M. le docteur Rollet, en appuyant sur ce dernier point, insistait pour que les villes qui n’avaient pas d’asiles spéciaux fussent invitées à recevoir désormais les vénériens dans les hôpitaux généraux au même titre que les malades ordinaires.

Il y eut à ce sujet une grande vigueur dans les opinions exprimées. Je craindrais, en me les appropriant pour les analyser, de leur enlever une partie de leur valeur. On les jugera mieux par des extraits.

« Il ne faut plus d’entraves à l’admission des syphilitiques dans les hôpitaux, plus de ces vaines formalités, longues et odieuses, qui, en retardant l’entrée des malades à l’hospice, aggravent leurs maux et en favorisent la reproduction. »

(M. le docteur GARIN.)

« Terminons en demandant avec les meilleurs esprits qui se sont occupés de la matière, qu’on multiplie pour les vénériens les secours de toute espèce ; qu’on leur facilite l’admission dans les hôpitaux, loin de les en chasser comme des parias, comme j’en suis témoin depuis 22 ans dans mon hôpital.
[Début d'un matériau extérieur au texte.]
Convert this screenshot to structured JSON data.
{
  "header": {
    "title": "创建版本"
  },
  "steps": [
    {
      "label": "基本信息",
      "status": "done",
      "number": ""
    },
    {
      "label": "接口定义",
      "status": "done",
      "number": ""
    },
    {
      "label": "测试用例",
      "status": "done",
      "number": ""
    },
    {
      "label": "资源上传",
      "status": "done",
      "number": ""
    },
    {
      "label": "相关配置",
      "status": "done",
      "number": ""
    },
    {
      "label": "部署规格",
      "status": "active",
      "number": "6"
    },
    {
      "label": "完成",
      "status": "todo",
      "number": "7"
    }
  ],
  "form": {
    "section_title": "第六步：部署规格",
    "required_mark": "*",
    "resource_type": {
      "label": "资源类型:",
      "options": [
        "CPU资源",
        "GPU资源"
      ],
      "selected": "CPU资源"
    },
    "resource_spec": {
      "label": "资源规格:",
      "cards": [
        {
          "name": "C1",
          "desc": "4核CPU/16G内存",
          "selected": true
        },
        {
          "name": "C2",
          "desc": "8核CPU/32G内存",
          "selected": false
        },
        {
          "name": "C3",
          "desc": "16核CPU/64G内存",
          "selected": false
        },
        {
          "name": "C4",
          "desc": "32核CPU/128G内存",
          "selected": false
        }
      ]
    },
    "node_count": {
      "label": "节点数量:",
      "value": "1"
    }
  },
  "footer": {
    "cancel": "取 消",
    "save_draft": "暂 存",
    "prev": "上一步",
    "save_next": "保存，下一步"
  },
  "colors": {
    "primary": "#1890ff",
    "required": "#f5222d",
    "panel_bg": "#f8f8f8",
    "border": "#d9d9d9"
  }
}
N’est-il pas déplorable, quand on a fait de Paris une ville de plaisirs, où toutes les classes de la société se précipitent de tous les pays, qu’on refuse l’entrée des hôpitaux spéciaux et autres à ceux qui sont tombés sur le champ de bataille de la luxure, avant qu’ils aient eu six mois de résidence dans la capitale ?

Qu’on ne nous objecte pas la modicité des ressources hospitalières. Si la ville n’y suffit point, l’État viendra à son aide ; l’essentiel est de tarir au plus vite cette source d’infection qui implore elle-même sa séquestration. »

(M. le docteur MOUGEOT.)

Il est difficile d’être plus énergique.

Toutes les opinions formulées sur ce point aboutirent à la même péroraison, à un tableau saisissant de l’action désastreuse des affections vénériennes sur la génération et sur la race.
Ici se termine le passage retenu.